November 2, 2008 by Anita Mielewczyk
What happens when a corporation files for a trademark on a popular phrase? In the case of “The Last Best Place”, the cries from outraged Montanans were heard all the way into the U.S. House of Representatives and the Senate, where lawmakers took unusual steps recently to try and ensure that no one could have exclusive rights to the phrase.
As of August 2008, according to the New York Times, committees in both the House and Senate have been in the process of approving language in a Department of Commerce appropriations bill to prevent multi-millionaire, David E. Lipson, from having the exclusive rights to the phrase.
Lipson filed 8 applications with the U.S. Patent and Trademark Office since 2001, to cover goods and services ranging from real estate development, household goods, jewelry and a mail order catalog company. The applications didn’t get much attention until a local paper, The Missoulian, wrote about his efforts.
Montana businesses have been using the phrase since 1988, when it was first coined by William Kittredge, when he and Annick Smith were putting together an anthology of Montana prose and poetry. According to The Missoulian, Kittredge was “desperate for a title” when he thought up the phrase and he is vehemently opposed to Lipson’s trademark applications.
The debate has even brought Republican and Democratic politicians together. They took advantage of the “opposition period” that every application is subject to when it is filed, examined and approved, so that Lipson would not be issued notices of allowance.
When the on-line paper, New West, went looking for Lipson supporters in 2005, Republican senator Conrad Burns said: “The Last Best Place’ is community property at this point and it seems like it’s not the wisest notion to try and trademark it.”

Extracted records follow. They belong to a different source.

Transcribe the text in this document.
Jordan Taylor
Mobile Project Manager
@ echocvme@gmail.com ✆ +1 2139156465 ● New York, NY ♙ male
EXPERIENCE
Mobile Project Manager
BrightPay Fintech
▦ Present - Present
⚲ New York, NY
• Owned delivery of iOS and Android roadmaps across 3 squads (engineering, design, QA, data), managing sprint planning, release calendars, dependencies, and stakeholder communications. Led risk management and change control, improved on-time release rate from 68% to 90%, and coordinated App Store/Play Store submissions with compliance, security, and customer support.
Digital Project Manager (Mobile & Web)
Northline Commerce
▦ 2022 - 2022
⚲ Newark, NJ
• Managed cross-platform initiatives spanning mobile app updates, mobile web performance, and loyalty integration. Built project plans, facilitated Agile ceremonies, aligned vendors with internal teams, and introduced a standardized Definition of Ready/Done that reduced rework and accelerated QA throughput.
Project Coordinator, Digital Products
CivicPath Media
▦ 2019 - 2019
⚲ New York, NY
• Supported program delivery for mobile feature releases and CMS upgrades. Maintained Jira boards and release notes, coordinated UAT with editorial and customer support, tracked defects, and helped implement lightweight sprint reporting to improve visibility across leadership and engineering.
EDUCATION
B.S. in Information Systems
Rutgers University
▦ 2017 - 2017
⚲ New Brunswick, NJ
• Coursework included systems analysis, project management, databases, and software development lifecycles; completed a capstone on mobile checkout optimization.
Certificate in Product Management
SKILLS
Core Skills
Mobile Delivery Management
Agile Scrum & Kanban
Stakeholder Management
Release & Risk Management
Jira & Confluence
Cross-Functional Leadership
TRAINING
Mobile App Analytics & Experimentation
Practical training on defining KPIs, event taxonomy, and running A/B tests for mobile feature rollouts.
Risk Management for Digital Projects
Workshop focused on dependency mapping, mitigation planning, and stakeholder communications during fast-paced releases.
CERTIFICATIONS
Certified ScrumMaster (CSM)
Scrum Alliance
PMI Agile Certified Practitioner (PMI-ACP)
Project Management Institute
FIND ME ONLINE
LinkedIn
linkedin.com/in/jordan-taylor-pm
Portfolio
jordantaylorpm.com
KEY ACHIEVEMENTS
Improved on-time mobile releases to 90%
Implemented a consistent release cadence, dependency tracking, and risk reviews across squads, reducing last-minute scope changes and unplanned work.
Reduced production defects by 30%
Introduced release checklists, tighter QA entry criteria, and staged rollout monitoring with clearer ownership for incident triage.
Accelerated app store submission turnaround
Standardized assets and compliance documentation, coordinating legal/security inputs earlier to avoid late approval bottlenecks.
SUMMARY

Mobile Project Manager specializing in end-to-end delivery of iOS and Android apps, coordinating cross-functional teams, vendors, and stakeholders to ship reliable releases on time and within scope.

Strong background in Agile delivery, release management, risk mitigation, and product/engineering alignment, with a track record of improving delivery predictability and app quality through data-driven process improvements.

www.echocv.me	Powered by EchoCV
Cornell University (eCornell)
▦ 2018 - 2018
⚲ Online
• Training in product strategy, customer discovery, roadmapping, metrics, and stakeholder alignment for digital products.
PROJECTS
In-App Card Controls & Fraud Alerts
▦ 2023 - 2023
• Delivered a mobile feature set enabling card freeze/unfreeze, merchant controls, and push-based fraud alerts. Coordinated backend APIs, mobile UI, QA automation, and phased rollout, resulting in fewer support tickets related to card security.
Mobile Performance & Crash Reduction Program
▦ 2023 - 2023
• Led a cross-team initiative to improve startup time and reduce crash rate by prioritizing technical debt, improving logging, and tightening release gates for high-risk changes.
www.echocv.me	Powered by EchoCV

In this context, would a phrase taken from a national anthem also qualify as community property? The Vancouver Organizing Committee for the 2010 Olympic and Paralympic Winter Games (VANOC) has applied to trademark the phrase “with glowing hearts”, part of the lyrics of Canada’s national anthem, Oh Canada. The melody and lyrics have been in the public domain since 1980. Should VANOC be free to trademark a portion of the lyrics, for use on various wares and services, including gasoline, dish towels and credit cards?
Those who believe this phrase belongs to all Canadians, as several blogs show, still have their chance to voice their opposition to this application. Opposition can be registered for a fee of $750.00, and there is no limit to the number of people who can join together. However, the registrar can dismiss the opposition if it does not raise a “substantial issue”, so CIPO recommends that a trademark agent be hired to carry out the process, which can take anywhere from 2-4 years.

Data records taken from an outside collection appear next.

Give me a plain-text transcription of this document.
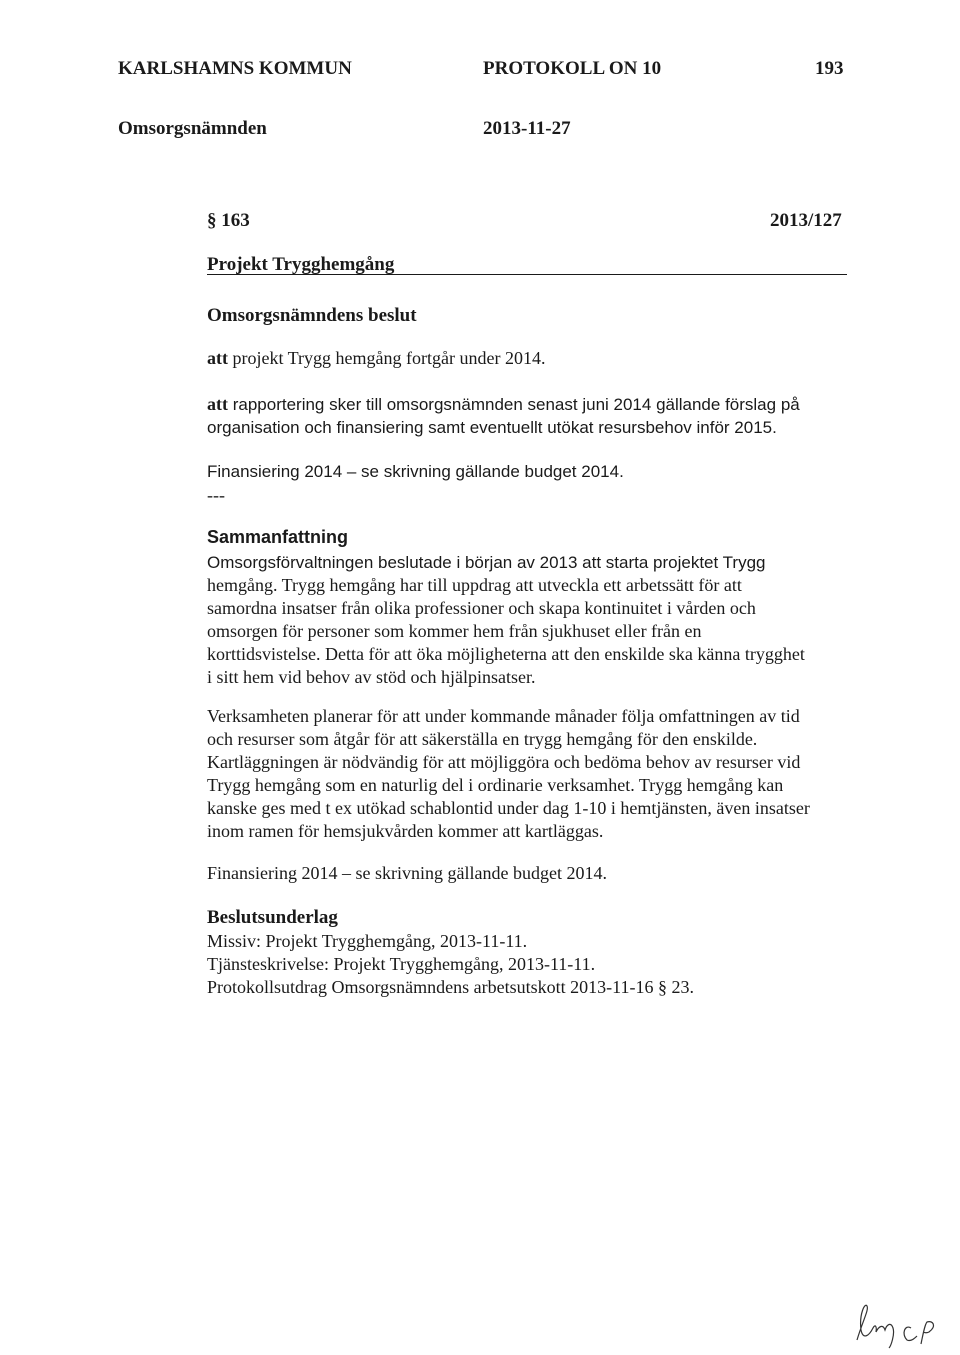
KARLSHAMNS KOMMUN	PROTOKOLL ON 10	193
Omsorgsnämnden	2013-11-27
§ 163	2013/127
Projekt Trygghemgång
Omsorgsnämndens beslut
att projekt Trygg hemgång fortgår under 2014.
att rapportering sker till omsorgsnämnden senast juni 2014 gällande förslag på
organisation och finansiering samt eventuellt utökat resursbehov inför 2015.
Finansiering 2014 – se skrivning gällande budget 2014.
---
Sammanfattning
Omsorgsförvaltningen beslutade i början av 2013 att starta projektet Trygg
hemgång. Trygg hemgång har till uppdrag att utveckla ett arbetssätt för att
samordna insatser från olika professioner och skapa kontinuitet i vården och
omsorgen för personer som kommer hem från sjukhuset eller från en
korttidsvistelse. Detta för att öka möjligheterna att den enskilde ska känna trygghet
i sitt hem vid behov av stöd och hjälpinsatser.
Verksamheten planerar för att under kommande månader följa omfattningen av tid
och resurser som åtgår för att säkerställa en trygg hemgång för den enskilde.
Kartläggningen är nödvändig för att möjliggöra och bedöma behov av resurser vid
Trygg hemgång som en naturlig del i ordinarie verksamhet. Trygg hemgång kan
kanske ges med t ex utökad schablontid under dag 1-10 i hemtjänsten, även insatser
inom ramen för hemsjukvården kommer att kartläggas.
Finansiering 2014 – se skrivning gällande budget 2014.
Beslutsunderlag
Missiv: Projekt Trygghemgång, 2013-11-11.
Tjänsteskrivelse: Projekt Trygghemgång, 2013-11-11.
Protokollsutdrag Omsorgsnämndens arbetsutskott 2013-11-16 § 23.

Will Canadians want to oppose this application the way Montanans did for “The Last Best Place”? After all, the lyrics go on to say:
With glowing hearts we see thee rise,
The True North strong and free!
 Jim Robbins, New York Times, August 18, 2008. http://www.nytimes.com/2008/08/18/us/18trademark.html?_r=1&sq=montana%20trademark&st=cse&adxnnl=1&oref=slogin&scp=1&adxnnlx=1219676417-+vLeV2ijq3aL82SU8eDH8A
 United States Patent and Trademark Office, Trademark Database, September 30, 2008.

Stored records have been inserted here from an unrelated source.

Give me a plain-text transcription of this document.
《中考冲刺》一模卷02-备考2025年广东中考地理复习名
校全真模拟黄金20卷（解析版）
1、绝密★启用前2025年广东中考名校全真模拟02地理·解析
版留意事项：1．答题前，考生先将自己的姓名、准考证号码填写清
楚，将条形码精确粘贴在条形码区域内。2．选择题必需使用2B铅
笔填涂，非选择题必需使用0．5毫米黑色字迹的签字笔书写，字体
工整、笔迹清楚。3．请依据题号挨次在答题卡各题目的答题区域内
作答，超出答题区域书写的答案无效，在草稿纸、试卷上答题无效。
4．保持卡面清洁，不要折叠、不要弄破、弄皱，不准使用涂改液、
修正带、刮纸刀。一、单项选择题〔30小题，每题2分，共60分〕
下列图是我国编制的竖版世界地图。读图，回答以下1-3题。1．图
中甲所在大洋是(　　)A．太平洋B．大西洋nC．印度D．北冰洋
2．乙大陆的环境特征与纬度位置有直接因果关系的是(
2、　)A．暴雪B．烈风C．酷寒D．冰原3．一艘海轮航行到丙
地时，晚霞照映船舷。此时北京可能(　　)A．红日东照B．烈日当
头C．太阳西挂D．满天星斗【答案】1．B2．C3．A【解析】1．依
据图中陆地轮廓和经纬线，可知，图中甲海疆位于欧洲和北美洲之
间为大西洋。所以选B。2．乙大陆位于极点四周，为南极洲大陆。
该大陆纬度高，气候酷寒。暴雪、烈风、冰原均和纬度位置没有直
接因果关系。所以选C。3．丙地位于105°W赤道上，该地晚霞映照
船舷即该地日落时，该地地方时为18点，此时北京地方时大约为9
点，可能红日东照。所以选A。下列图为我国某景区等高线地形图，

 Robert Struckman, The Missoulian, July 17, 2005.
 Biggerstaff Real Estate and Development Co., website September 30, 2008.
 Supra, note 3.
 Supra, note 2.
 Nate Schweber, New West, August 8, 2005.
 Canadian Intellectual Property Office, website, September 30, 2008.
 Canadian Heritage, website, September 30, 2008.
 Supra, note 8.
 Oh Canada, music, Calixa Lavallee, lyrics, Robert Stanley Weir.